The chef and his team are immensely concerned to minimise the environmental impact of their cooking.
‘Pesca’ occupies two floors of a nineteenth-century building in the noble district of Príncipe Real. The first floor houses the bar, the kitchen, through which the customers must pass, and the dining room. This space, which can accommodate 50 diners, was restored by the architect João Regal, whose main challenge was to harmonise the indoor and outdoor areas. The result is a continuity in the materials used throughout the establishment, from the floor with its hydraulic mosaics through to the furniture, made mostly from recycled wood and old pieces of furniture. Another challenge was to ensure that the outdoor space could be used throughout the year. This was accomplished by the installation of a bioclimatic terrace adjoining the indoor dining room. With its walls covered in traditional tiles, the restaurant has a subdued atmosphere which focuses the spotlight firmly on the signature dishes brought to the table. But this in no way suggests a lack of attention to detail. Quite the opposite. Everything is meticulously planned: from the choice of chairs to the lighthouse-inspired lamps. The restaurant is a space in which a range of minimalist touches combines to produce a cosy atmosphere, designed to make diners feel completely at their ease.

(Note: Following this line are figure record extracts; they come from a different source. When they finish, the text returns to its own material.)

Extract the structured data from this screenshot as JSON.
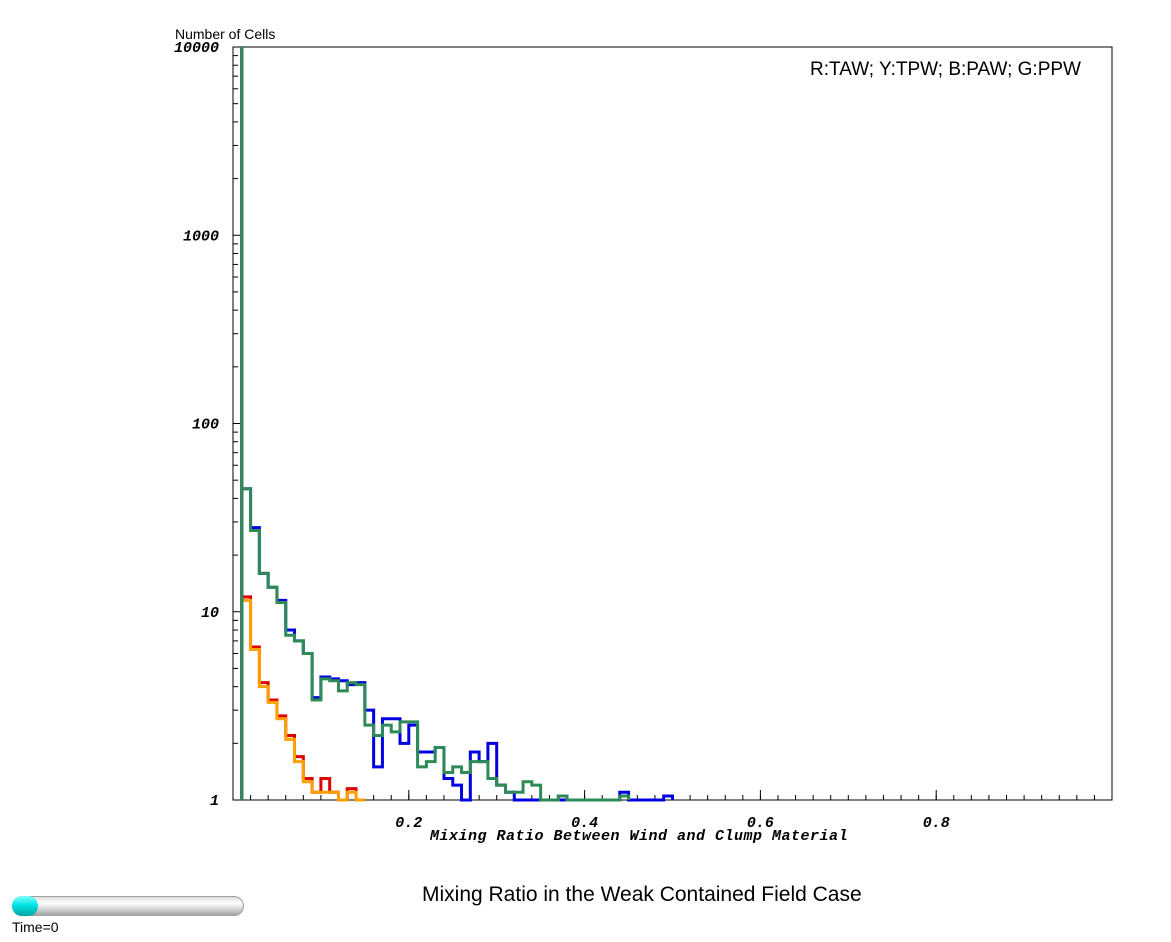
{
  "chart_data": {
    "type": "line",
    "step": true,
    "title": "Mixing Ratio in the Weak Contained Field Case",
    "xlabel": "Mixing Ratio Between Wind and Clump Material",
    "ylabel": "Number of Cells",
    "legend_text": "R:TAW; Y:TPW; B:PAW; G:PPW",
    "legend_position": "top-right",
    "yscale": "log",
    "xlim": [
      0.0,
      1.0
    ],
    "ylim": [
      1,
      10000
    ],
    "x_ticks": [
      0.2,
      0.4,
      0.6,
      0.8
    ],
    "x_tick_labels": [
      "0.2",
      "0.4",
      "0.6",
      "0.8"
    ],
    "y_ticks": [
      1,
      10,
      100,
      1000,
      10000
    ],
    "y_tick_labels": [
      "1",
      "10",
      "100",
      "1000",
      "10000"
    ],
    "grid": false,
    "bin_width": 0.01,
    "series": [
      {
        "name": "TAW",
        "color": "#e00000",
        "x": [
          0.0,
          0.01,
          0.02,
          0.03,
          0.04,
          0.05,
          0.06,
          0.07,
          0.08,
          0.09,
          0.1,
          0.11,
          0.12,
          0.13,
          0.14
        ],
        "values": [
          10000,
          12,
          6.5,
          4.2,
          3.4,
          2.8,
          2.2,
          1.7,
          1.3,
          1.1,
          1.3,
          1.1,
          1.0,
          1.15,
          1.0
        ]
      },
      {
        "name": "TPW",
        "color": "#ffa000",
        "x": [
          0.0,
          0.01,
          0.02,
          0.03,
          0.04,
          0.05,
          0.06,
          0.07,
          0.08,
          0.09,
          0.1,
          0.11,
          0.12,
          0.13,
          0.14
        ],
        "values": [
          10000,
          11.5,
          6.3,
          4.0,
          3.3,
          2.7,
          2.1,
          1.6,
          1.25,
          1.1,
          1.1,
          1.1,
          1.0,
          1.1,
          1.0
        ]
      },
      {
        "name": "PAW",
        "color": "#0000e0",
        "x": [
          0.0,
          0.01,
          0.02,
          0.03,
          0.04,
          0.05,
          0.06,
          0.07,
          0.08,
          0.09,
          0.1,
          0.11,
          0.12,
          0.13,
          0.14,
          0.15,
          0.16,
          0.17,
          0.18,
          0.19,
          0.2,
          0.21,
          0.22,
          0.23,
          0.24,
          0.25,
          0.26,
          0.27,
          0.28,
          0.29,
          0.3,
          0.31,
          0.32,
          0.33,
          0.34,
          0.35,
          0.36,
          0.37,
          0.38,
          0.39,
          0.4,
          0.41,
          0.42,
          0.43,
          0.44,
          0.45,
          0.46,
          0.47,
          0.48,
          0.49
        ],
        "values": [
          10000,
          45,
          28,
          16,
          13.5,
          11.5,
          8,
          7,
          6,
          3.5,
          4.5,
          4.4,
          4.3,
          4.1,
          4.2,
          3.0,
          1.5,
          2.7,
          2.7,
          2.0,
          2.5,
          1.8,
          1.8,
          1.9,
          1.3,
          1.2,
          1.0,
          1.8,
          1.6,
          2.0,
          1.2,
          1.1,
          1.0,
          1.0,
          1.0,
          1.0,
          1.0,
          1.0,
          1.0,
          1.0,
          1.0,
          1.0,
          1.0,
          1.0,
          1.1,
          1.0,
          1.0,
          1.0,
          1.0,
          1.05
        ]
      },
      {
        "name": "PPW",
        "color": "#2e8b57",
        "x": [
          0.0,
          0.01,
          0.02,
          0.03,
          0.04,
          0.05,
          0.06,
          0.07,
          0.08,
          0.09,
          0.1,
          0.11,
          0.12,
          0.13,
          0.14,
          0.15,
          0.16,
          0.17,
          0.18,
          0.19,
          0.2,
          0.21,
          0.22,
          0.23,
          0.24,
          0.25,
          0.26,
          0.27,
          0.28,
          0.29,
          0.3,
          0.31,
          0.32,
          0.33,
          0.34,
          0.35,
          0.36,
          0.37,
          0.38,
          0.39,
          0.4,
          0.41,
          0.42,
          0.43,
          0.44
        ],
        "values": [
          10000,
          45,
          27,
          16,
          13.5,
          11.2,
          7.5,
          7,
          6,
          3.4,
          4.4,
          4.3,
          3.8,
          4.2,
          4.1,
          2.5,
          2.2,
          2.5,
          2.3,
          2.6,
          2.6,
          1.5,
          1.6,
          1.9,
          1.4,
          1.5,
          1.4,
          1.6,
          1.6,
          1.3,
          1.2,
          1.1,
          1.1,
          1.25,
          1.2,
          1.0,
          1.0,
          1.05,
          1.0,
          1.0,
          1.0,
          1.0,
          1.0,
          1.0,
          1.05
        ]
      }
    ]
  },
  "time_label": "Time=0"
}
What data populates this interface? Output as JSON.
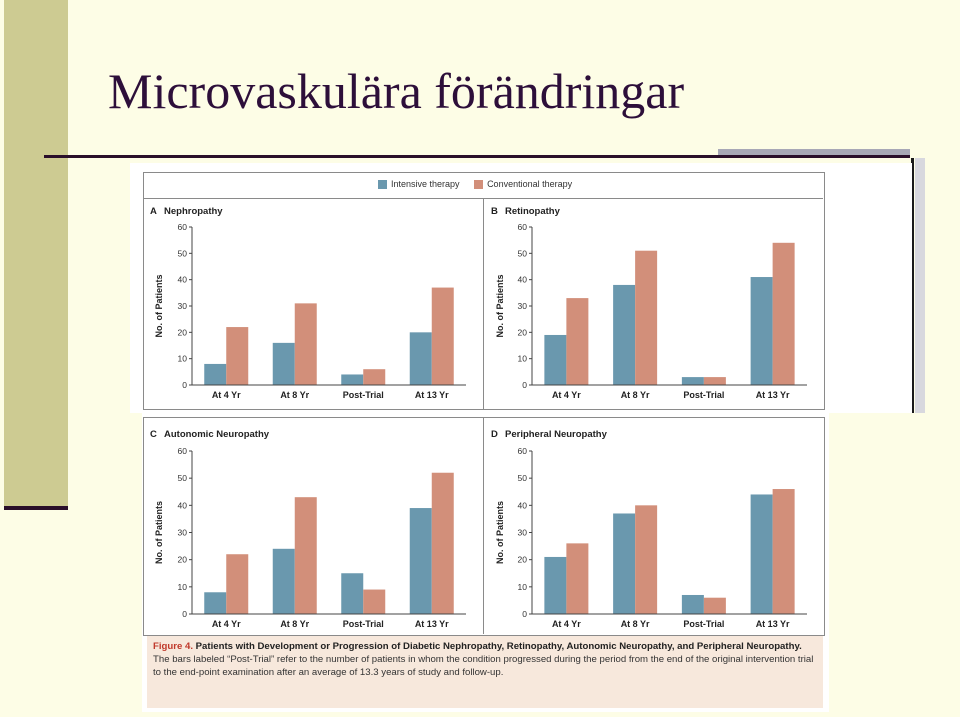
{
  "slide": {
    "title": "Microvaskulära förändringar"
  },
  "legend": {
    "intensive": "Intensive therapy",
    "conventional": "Conventional therapy"
  },
  "colors": {
    "intensive": "#6a98ae",
    "conventional": "#d28f7a"
  },
  "caption": {
    "label": "Figure 4.",
    "title": "Patients with Development or Progression of Diabetic Nephropathy, Retinopathy, Autonomic Neuropathy, and Peripheral Neuropathy.",
    "text": "The bars labeled “Post-Trial” refer to the number of patients in whom the condition progressed during the period from the end of the original intervention trial to the end-point examination after an average of 13.3 years of study and follow-up."
  },
  "chart_data": [
    {
      "type": "bar",
      "panel": "A",
      "title": "Nephropathy",
      "ylabel": "No. of Patients",
      "ylim": [
        0,
        60
      ],
      "yticks": [
        0,
        10,
        20,
        30,
        40,
        50,
        60
      ],
      "categories": [
        "At 4 Yr",
        "At 8 Yr",
        "Post-Trial",
        "At 13 Yr"
      ],
      "series": [
        {
          "name": "Intensive therapy",
          "values": [
            8,
            16,
            4,
            20
          ]
        },
        {
          "name": "Conventional therapy",
          "values": [
            22,
            31,
            6,
            37
          ]
        }
      ]
    },
    {
      "type": "bar",
      "panel": "B",
      "title": "Retinopathy",
      "ylabel": "No. of Patients",
      "ylim": [
        0,
        60
      ],
      "yticks": [
        0,
        10,
        20,
        30,
        40,
        50,
        60
      ],
      "categories": [
        "At 4 Yr",
        "At 8 Yr",
        "Post-Trial",
        "At 13 Yr"
      ],
      "series": [
        {
          "name": "Intensive therapy",
          "values": [
            19,
            38,
            3,
            41
          ]
        },
        {
          "name": "Conventional therapy",
          "values": [
            33,
            51,
            3,
            54
          ]
        }
      ]
    },
    {
      "type": "bar",
      "panel": "C",
      "title": "Autonomic Neuropathy",
      "ylabel": "No. of Patients",
      "ylim": [
        0,
        60
      ],
      "yticks": [
        0,
        10,
        20,
        30,
        40,
        50,
        60
      ],
      "categories": [
        "At 4 Yr",
        "At 8 Yr",
        "Post-Trial",
        "At 13 Yr"
      ],
      "series": [
        {
          "name": "Intensive therapy",
          "values": [
            8,
            24,
            15,
            39
          ]
        },
        {
          "name": "Conventional therapy",
          "values": [
            22,
            43,
            9,
            52
          ]
        }
      ]
    },
    {
      "type": "bar",
      "panel": "D",
      "title": "Peripheral Neuropathy",
      "ylabel": "No. of Patients",
      "ylim": [
        0,
        60
      ],
      "yticks": [
        0,
        10,
        20,
        30,
        40,
        50,
        60
      ],
      "categories": [
        "At 4 Yr",
        "At 8 Yr",
        "Post-Trial",
        "At 13 Yr"
      ],
      "series": [
        {
          "name": "Intensive therapy",
          "values": [
            21,
            37,
            7,
            44
          ]
        },
        {
          "name": "Conventional therapy",
          "values": [
            26,
            40,
            6,
            46
          ]
        }
      ]
    }
  ]
}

Even as a teenager, Diogo Noronha could see the rampant pace at which mankind was destroying the planet. That was when he opted to become a vegetarian, a lifestyle he has since maintained for over a decade. That is how he made his debut as a chef, proving to himself that it was possible to avoid eating products of animal origin. Years later, during a journey through Asia after completing his Social Communication degree, his understanding of cooking changed. During the course of several months spent travelling through India, Nepal, Thailand, Laos, Cambodia and Vietnam, he came into contact with Buddhist monks. Through them, he acquired a deeper knowledge of mediation which, in turn awakened his interest in holistic cooking—which has links to traditional Chinese Ayurvedic medicine. Later, he enrolled with the Natural Gourmet Institute for Health and Culinary Arts, in New York.

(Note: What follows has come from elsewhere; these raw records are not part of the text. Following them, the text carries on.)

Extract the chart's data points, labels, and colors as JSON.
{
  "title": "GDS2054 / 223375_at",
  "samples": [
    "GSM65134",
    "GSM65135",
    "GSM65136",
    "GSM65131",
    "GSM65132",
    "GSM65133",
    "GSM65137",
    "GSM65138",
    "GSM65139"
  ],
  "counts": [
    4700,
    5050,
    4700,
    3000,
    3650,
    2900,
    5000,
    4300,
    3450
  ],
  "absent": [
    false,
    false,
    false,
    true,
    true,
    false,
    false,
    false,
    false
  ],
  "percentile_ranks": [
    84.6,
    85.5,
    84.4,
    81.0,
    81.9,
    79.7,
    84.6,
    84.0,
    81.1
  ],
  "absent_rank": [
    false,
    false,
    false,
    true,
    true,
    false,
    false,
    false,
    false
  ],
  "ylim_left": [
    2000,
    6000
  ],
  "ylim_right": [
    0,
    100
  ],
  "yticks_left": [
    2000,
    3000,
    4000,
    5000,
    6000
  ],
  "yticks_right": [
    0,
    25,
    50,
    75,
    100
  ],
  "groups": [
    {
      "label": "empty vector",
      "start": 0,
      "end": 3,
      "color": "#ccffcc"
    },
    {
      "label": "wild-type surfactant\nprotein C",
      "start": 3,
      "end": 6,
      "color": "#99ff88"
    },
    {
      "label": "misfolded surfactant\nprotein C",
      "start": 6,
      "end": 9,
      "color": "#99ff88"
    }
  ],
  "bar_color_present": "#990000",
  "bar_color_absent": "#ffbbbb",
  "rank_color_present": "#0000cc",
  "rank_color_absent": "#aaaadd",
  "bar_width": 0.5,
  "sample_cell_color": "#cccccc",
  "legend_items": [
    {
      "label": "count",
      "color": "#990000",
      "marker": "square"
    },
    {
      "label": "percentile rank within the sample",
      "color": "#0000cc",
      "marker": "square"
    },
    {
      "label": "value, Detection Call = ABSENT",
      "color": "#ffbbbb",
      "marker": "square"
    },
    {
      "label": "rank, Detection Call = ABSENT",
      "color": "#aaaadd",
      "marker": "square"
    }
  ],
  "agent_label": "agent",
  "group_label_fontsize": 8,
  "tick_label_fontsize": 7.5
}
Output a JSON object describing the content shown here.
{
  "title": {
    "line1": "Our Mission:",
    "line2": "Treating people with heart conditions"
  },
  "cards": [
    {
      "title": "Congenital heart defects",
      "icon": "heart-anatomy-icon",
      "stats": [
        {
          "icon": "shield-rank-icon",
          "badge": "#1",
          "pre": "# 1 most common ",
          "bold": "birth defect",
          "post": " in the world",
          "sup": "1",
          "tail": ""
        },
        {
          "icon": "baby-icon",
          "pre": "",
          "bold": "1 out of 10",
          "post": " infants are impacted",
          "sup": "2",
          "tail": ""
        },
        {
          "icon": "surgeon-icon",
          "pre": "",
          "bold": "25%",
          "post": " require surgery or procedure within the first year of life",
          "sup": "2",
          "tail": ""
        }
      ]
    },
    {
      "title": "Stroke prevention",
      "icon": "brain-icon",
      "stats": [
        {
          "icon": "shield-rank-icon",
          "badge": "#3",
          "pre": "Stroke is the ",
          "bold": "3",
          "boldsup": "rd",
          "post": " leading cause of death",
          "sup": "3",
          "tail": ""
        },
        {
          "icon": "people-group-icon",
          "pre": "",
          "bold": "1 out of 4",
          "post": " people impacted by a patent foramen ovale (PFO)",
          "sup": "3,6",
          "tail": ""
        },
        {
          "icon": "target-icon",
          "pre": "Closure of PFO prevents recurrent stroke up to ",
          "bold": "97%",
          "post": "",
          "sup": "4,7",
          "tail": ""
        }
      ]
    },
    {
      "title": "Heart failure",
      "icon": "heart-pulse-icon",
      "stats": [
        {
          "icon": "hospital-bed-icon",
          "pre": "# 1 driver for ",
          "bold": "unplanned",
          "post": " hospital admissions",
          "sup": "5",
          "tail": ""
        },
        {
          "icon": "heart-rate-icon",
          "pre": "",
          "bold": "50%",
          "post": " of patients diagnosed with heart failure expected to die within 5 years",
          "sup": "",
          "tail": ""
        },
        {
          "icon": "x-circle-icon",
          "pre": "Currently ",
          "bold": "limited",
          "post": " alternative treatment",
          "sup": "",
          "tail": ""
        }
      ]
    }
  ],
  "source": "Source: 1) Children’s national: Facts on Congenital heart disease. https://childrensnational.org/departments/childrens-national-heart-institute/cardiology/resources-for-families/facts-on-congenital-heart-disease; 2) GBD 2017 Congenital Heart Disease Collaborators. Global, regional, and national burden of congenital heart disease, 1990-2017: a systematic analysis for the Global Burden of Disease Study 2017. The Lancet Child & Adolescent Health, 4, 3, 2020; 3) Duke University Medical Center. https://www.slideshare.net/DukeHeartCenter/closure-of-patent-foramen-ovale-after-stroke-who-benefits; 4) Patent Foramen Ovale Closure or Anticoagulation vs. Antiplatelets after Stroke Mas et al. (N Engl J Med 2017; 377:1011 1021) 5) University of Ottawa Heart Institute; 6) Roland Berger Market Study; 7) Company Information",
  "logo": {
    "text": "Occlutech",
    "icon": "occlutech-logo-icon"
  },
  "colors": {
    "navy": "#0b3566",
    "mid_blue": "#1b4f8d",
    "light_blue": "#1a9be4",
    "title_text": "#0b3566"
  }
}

Highlights of his career as a chef have included stints at world-famous establishments such as the two New York restaurants ‘Pure Food and Wine’ and Thomas Keller’s ‘Per Se’ (three Michelin stars); ‘Moo’ in Barcelona (one Michelin star) and Jordi Villa’s ‘Alkimia’ (one Michelin star). In 2009, Noronha returned to Portugal to set up his ‘Pedro e o Lobo’ restaurant venture. In 2013, he joined Grupo Mainside. He opened the restaurant ‘Casa de Pasto’ and its sister establishment, the ‘Vinharia’ bar in the Cais do Sodré, followed two years later by the ‘Rio Maravilha’ gastrobar at Lx Factory. In 2015, he was awarded the title of ‘Chef of the Year’ by Time Out magazine. In 2016, Rui Sanches, the CEO of Grupo Multifood, suggested he create a unique and daring gourmet concept in Lisbon. And so ‘Pesca’ was born.